Another odd complaint I have is the complete exclusion of online leaderboards. Normally I wouldn’t make a stink over this but some of these very same games are available on Xbox LIVE and they all have online leaderboards so to see that this set doesn’t have that feature is somewhat curious. But it’s not a deal breaker.
Oh yeah, the “720p” HD resolution that’s boasted on the box? It’s there, but you really can’t tell.
Now there is one elephant in the room that most other reviews haven’t touched on, and that is emulation.
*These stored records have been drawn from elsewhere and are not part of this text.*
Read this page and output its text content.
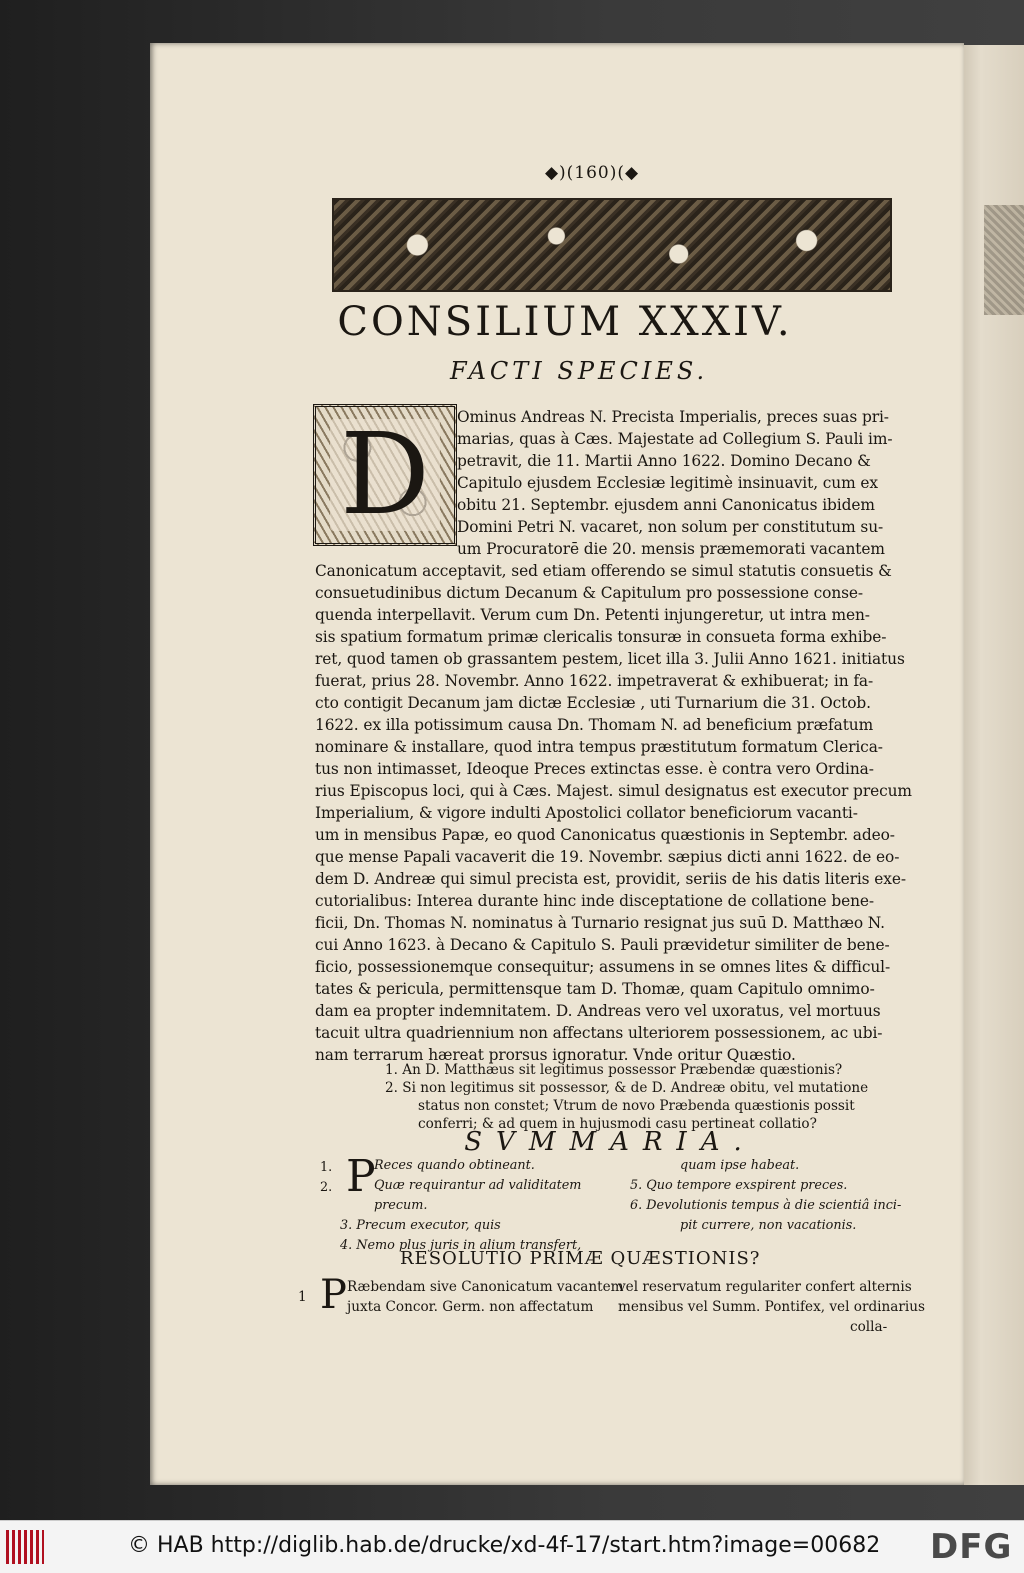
◆)(160)(◆
CONSILIUM XXXIV.
FACTI SPECIES.
D	Ominus Andreas N. Precista Imperialis, preces suas pri-
marias, quas à Cæs. Majestate ad Collegium S. Pauli im-
petravit, die 11. Martii Anno 1622. Domino Decano &
Capitulo ejusdem Ecclesiæ legitimè insinuavit, cum ex
obitu 21. Septembr. ejusdem anni Canonicatus ibidem
Domini Petri N. vacaret, non solum per constitutum su-
um Procuratorē die 20. mensis præmemorati vacantem
Canonicatum acceptavit, sed etiam offerendo se simul statutis consuetis &
consuetudinibus dictum Decanum & Capitulum pro possessione conse-
quenda interpellavit. Verum cum Dn. Petenti injungeretur, ut intra men-
sis spatium formatum primæ clericalis tonsuræ in consueta forma exhibe-
ret, quod tamen ob grassantem pestem, licet illa 3. Julii Anno 1621. initiatus
fuerat, prius 28. Novembr. Anno 1622. impetraverat & exhibuerat; in fa-
cto contigit Decanum jam dictæ Ecclesiæ , uti Turnarium die 31. Octob.
1622. ex illa potissimum causa Dn. Thomam N. ad beneficium præfatum
nominare & installare, quod intra tempus præstitutum formatum Clerica-
tus non intimasset, Ideoque Preces extinctas esse. è contra vero Ordina-
rius Episcopus loci, qui à Cæs. Majest. simul designatus est executor precum
Imperialium, & vigore indulti Apostolici collator beneficiorum vacanti-
um in mensibus Papæ, eo quod Canonicatus quæstionis in Septembr. adeo-
que mense Papali vacaverit die 19. Novembr. sæpius dicti anni 1622. de eo-
dem D. Andreæ qui simul precista est, providit, seriis de his datis literis exe-
cutorialibus: Interea durante hinc inde disceptatione de collatione bene-
ficii, Dn. Thomas N. nominatus à Turnario resignat jus suū D. Matthæo N.
cui Anno 1623. à Decano & Capitulo S. Pauli prævidetur similiter de bene-
ficio, possessionemque consequitur; assumens in se omnes lites & difficul-
tates & pericula, permittensque tam D. Thomæ, quam Capitulo omnimo-
dam ea propter indemnitatem. D. Andreas vero vel uxoratus, vel mortuus
tacuit ultra quadriennium non affectans ulteriorem possessionem, ac ubi-
nam terrarum hæreat prorsus ignoratur. Vnde oritur Quæstio.
1. An D. Matthæus sit legitimus possessor Præbendæ quæstionis?
2. Si non legitimus sit possessor, & de D. Andreæ obitu, vel mutatione
status non constet; Vtrum de novo Præbenda quæstionis possit
conferri; & ad quem in hujusmodi casu pertineat collatio?
SVMMARIA.
1.
2. P
Reces quando obtineant.
Quæ requirantur ad validitatem
precum.
3. Precum executor, quis
4. Nemo plus juris in alium transfert,
quam ipse habeat.
5. Quo tempore exspirent preces.
6. Devolutionis tempus à die scientiâ inci-
pit currere, non vacationis.
RESOLUTIO PRIMÆ QUÆSTIONIS?
1 P Ræbendam sive Canonicatum vacantem
juxta Concor. Germ. non affectatum
vel reservatum regulariter confert alternis
mensibus vel Summ. Pontifex, vel ordinarius
colla-
© HAB http://diglib.hab.de/drucke/xd-4f-17/start.htm?image=00682 DFG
I’m not stupid. I know most of you guys have a Genesis emulator and you probably have ROMs of each and every game in this compilation. Hell, I know I do. But at the same time, there is simply no substitution for being able to sit on your couch in front of your television (which I hope is larger than your computer monitor) and taking a trip down memory lane with some of these all-time SEGA classics. If you grew up owning a Genesis, this is a must-have. If you’re a younger gamer wanting to know what we used to play when you were outside enjoying your “baseball” and “sunshine”, there is no better introduction to the 16-bit era.